In November 1887 he broke silence and gave an interview to the press. His coolness towards the Plan was obvious. He had not been consulted when it started, he claimed (probably untruthfully), and its conduct was now entirely up to those on the spot. The Irish nationalist press desperately tried to cover up by stressing Parnell’s general mood of opposition to the Salisbury government; but John Dillon, one of the two main agrarian leaders, did not deceive himself that he was carrying Parnell with him. Parnell went on to scotch rumours that his health had improved. He cited his doctor’s advice that he required a period of recuperation. He was also careful to stress that, as his interviewer reported, ‘Mr Parnell has not been staying at Eltham for a long time, neither is it true that he keeps horses there or that he has been seen riding or living in the locality.’24 This interview reflects all of Parnell’s current anxieties. He was unsympathetic to the Plan of Campaign and yet concerned lest the Irish people believed he was malingering. More importantly, he was anxious to scout suggestions that he was spending his time at Mrs O’Shea’s Eltham home. Particularly since the Galway election of 1886, insinuations on this point were always just below the surface of political life.

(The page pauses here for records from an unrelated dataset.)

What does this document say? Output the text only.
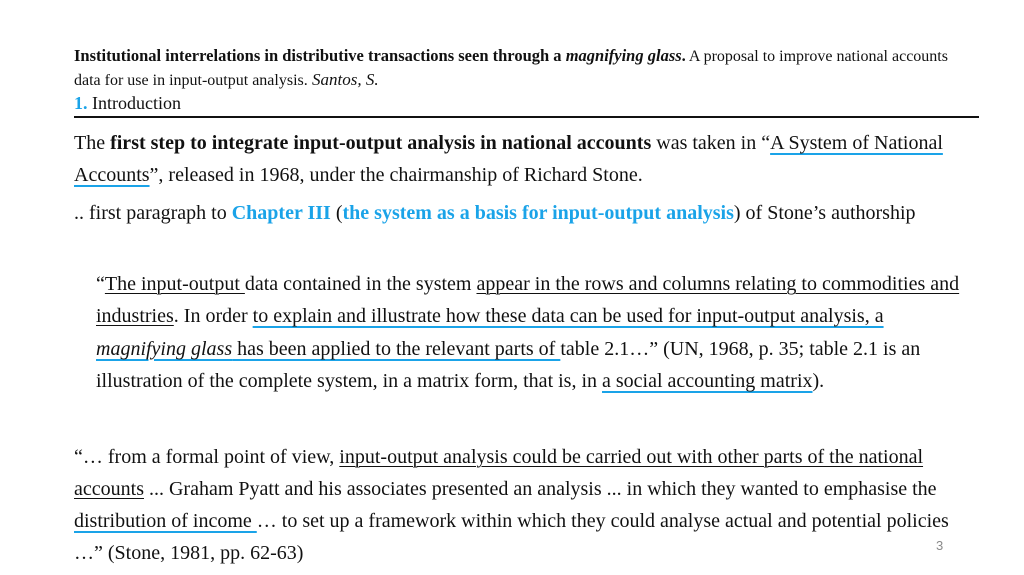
Institutional interrelations in distributive transactions seen through a magnifying glass. A proposal to improve national accounts data for use in input-output analysis. Santos, S.
1. Introduction
The first step to integrate input-output analysis in national accounts was taken in “A System of National Accounts”, released in 1968, under the chairmanship of Richard Stone.
.. first paragraph to Chapter III (the system as a basis for input-output analysis) of Stone’s authorship
“The input-output data contained in the system appear in the rows and columns relating to commodities and industries. In order to explain and illustrate how these data can be used for input-output analysis, a magnifying glass has been applied to the relevant parts of table 2.1…” (UN, 1968, p. 35; table 2.1 is an illustration of the complete system, in a matrix form, that is, in a social accounting matrix).
“… from a formal point of view, input-output analysis could be carried out with other parts of the national accounts ... Graham Pyatt and his associates presented an analysis ... in which they wanted to emphasise the distribution of income … to set up a framework within which they could analyse actual and potential policies …” (Stone, 1981, pp. 62-63)	3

Parnell’s explicit disavowal of social conflict in Ireland served to strengthen his position in the eyes of the British public. On 8 May 1888 he addressed a meeting of English Liberal sympathisers with Home Rule at the Eighty Club in London. He dismissed as irrelevant the recent papal rescript condemning the Plan, while at the same time repeating his own unenthusiastic attitude towards it. He was making it clear that the Liberal alliance was still the cornerstone of his policy and that Home Rule was still his fundamental objective. Parnell must have been well pleased by the satisfactory reaction to his speech.